Idris  menjadi anggota LKN di Sibolga sejak kelas tiga SMP. Ia telah melahap komik-komik Taguan Hardjo yang dimuat secara bersambung dalam rubrik Teruna di harian Waspada  sejak SMP.

Menurut Idris Pasaribu, seorang seniman sejatinya adalah saksi pada zamannya. Dalam arti karya fiksi yang dihasilkan seringkali merepresentasikan masalah-masalah sosial dan politik yang muncul pada masa seniman itu berkarya. Tentu saja itu tidak berarti seniman sama dengan sejarawan. Walau seniman mungkin menggunakan sejarah sebagai bahan dalam karyanya. 

Pada karya seniman, seperti komik-komik Taguan Hardjo ada unsur estetika, ada imajinasi, ada juga terselip nilai-nilai moralitas atau bahkan filosofi hidup. 

Sindiran atau kritik sosial disampaikan Taguan Hardjo secara subtil, bahkan tak jarang lewat satir yang kelewat halus, namun berhasil ditangkap oleh para penikmat komik.
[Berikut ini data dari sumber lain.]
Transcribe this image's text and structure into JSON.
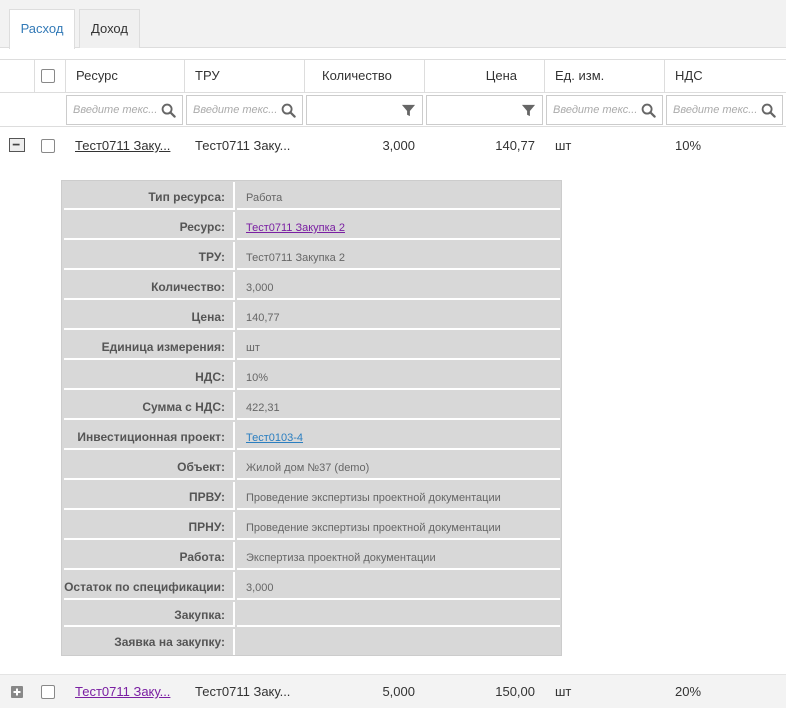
{
  "tabs": [
    {
      "label": "Расход",
      "active": true
    },
    {
      "label": "Доход",
      "active": false
    }
  ],
  "columns": {
    "resource": "Ресурс",
    "tru": "ТРУ",
    "qty": "Количество",
    "price": "Цена",
    "unit": "Ед. изм.",
    "vat": "НДС"
  },
  "filters": {
    "placeholder": "Введите текс..."
  },
  "rows": [
    {
      "resource": "Тест0711 Заку...",
      "tru": "Тест0711 Заку...",
      "qty": "3,000",
      "price": "140,77",
      "unit": "шт",
      "vat": "10%"
    },
    {
      "resource": "Тест0711 Заку...",
      "tru": "Тест0711 Заку...",
      "qty": "5,000",
      "price": "150,00",
      "unit": "шт",
      "vat": "20%"
    }
  ],
  "detail": [
    {
      "label": "Тип ресурса:",
      "value": "Работа"
    },
    {
      "label": "Ресурс:",
      "value": "Тест0711 Закупка 2"
    },
    {
      "label": "ТРУ:",
      "value": "Тест0711 Закупка 2"
    },
    {
      "label": "Количество:",
      "value": "3,000"
    },
    {
      "label": "Цена:",
      "value": "140,77"
    },
    {
      "label": "Единица измерения:",
      "value": "шт"
    },
    {
      "label": "НДС:",
      "value": "10%"
    },
    {
      "label": "Сумма с НДС:",
      "value": "422,31"
    },
    {
      "label": "Инвестиционная проект:",
      "value": "Тест0103-4"
    },
    {
      "label": "Объект:",
      "value": "Жилой дом №37 (demo)"
    },
    {
      "label": "ПРВУ:",
      "value": "Проведение экспертизы проектной документации"
    },
    {
      "label": "ПРНУ:",
      "value": "Проведение экспертизы проектной документации"
    },
    {
      "label": "Работа:",
      "value": "Экспертиза проектной документации"
    },
    {
      "label": "Остаток по спецификации:",
      "value": "3,000"
    },
    {
      "label": "Закупка:",
      "value": ""
    },
    {
      "label": "Заявка на закупку:",
      "value": ""
    }
  ]
}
Ia lalu  memberi contoh komik “Mati Kau Tamaksa”. Banyak yang menilai itu komik fantasi. Idris Pasaribu tak salah. Bahkan Bonneff sendiri dalam bukunya menyebut komik “Mati Kau Tamaksa” sebagai komik fantasi.  

“Menurut saya itu merupakan kritik halus Taguan Hardjo terhadap seorang tokoh pergerakan rakyat dalam kemelut konflik tanah di Sumatera Timur yang antara lain ditandai munculnya Peristiwa Tanjung Morawa,” katanya dalam sebuah wawancara khusus (9/11). Namun dalam Mencari Musang Berdjanggut, Taguan Hardjo lebih kentara dalam memperolok pembesar-pembesar kerajaan yang arogan, merasa pintar, tapi sebenarnya bodoh.
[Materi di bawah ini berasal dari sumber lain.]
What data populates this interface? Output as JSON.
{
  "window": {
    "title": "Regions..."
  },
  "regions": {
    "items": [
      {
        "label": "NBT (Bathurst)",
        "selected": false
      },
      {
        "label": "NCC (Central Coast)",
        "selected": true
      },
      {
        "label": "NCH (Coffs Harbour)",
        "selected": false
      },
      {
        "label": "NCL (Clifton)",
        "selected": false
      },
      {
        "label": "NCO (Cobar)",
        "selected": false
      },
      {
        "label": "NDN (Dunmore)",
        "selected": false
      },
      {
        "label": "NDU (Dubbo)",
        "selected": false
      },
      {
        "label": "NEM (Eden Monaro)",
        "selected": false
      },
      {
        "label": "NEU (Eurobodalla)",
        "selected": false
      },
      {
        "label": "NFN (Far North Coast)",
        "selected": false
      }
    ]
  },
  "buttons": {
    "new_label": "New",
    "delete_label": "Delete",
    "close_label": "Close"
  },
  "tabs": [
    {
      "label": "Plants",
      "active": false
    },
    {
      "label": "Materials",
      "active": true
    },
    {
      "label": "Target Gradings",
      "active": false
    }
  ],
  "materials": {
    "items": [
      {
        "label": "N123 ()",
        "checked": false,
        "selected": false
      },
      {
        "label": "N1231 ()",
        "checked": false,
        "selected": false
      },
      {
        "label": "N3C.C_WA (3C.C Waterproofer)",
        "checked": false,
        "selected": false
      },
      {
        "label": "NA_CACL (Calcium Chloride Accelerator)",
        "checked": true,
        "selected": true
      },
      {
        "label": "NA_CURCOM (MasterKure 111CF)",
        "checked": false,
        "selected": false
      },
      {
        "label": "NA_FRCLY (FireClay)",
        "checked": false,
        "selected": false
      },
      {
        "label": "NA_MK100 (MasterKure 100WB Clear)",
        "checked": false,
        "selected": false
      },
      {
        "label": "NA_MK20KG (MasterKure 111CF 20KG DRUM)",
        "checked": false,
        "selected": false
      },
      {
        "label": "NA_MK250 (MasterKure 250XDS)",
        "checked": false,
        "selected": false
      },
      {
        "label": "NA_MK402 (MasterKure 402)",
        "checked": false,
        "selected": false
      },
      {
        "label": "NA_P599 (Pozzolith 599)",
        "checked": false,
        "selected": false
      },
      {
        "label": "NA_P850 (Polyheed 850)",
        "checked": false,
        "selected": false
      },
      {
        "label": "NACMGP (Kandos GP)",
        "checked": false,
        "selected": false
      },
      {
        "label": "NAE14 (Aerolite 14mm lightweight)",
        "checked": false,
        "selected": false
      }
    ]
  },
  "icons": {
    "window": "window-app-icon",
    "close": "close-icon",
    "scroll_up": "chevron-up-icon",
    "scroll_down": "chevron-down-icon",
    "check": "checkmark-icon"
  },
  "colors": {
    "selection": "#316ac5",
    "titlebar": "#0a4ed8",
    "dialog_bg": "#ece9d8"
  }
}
Keberpihak terhadap orang-orang kecil terdapat dalam komiknya Telanjang Ujung Karang.  Komik itu berkisah perjuangan Tuk Awang, seorang tokoh nelayan yang rela dipenjara, karena membebaskan nelayan miskin di kampungnya dari cengkaraman Tengku Garang Sitandang, seorang bangsawan kaya, raja penyelundup dan dikenal sebagai penggoda perempuan.

 Tuk Awang akhirnya berhasil membunuh Tengku Garang Sitandang walau harus dipenjara 5 tahun. Keinginannya mendirikan koperasi  nelayan terkabul karena bantuan modal dari pemerintah akhirnya datang. Sementara anak gadisnya, Ramah yang sempat hendak kawin lari dengan Tengku Garang Sitandang akhirnya sadar akan kesalahanyang dibuatnya.

Empat Karakteristik

Komik Taguan Hardjo menurut Idris Pasaribu memiliki cirri khas yang membedakan dengan komikus lain seperti Jan Mintaraga atau Teguh S. Idris menyebut ada empat karakteristik yang khas.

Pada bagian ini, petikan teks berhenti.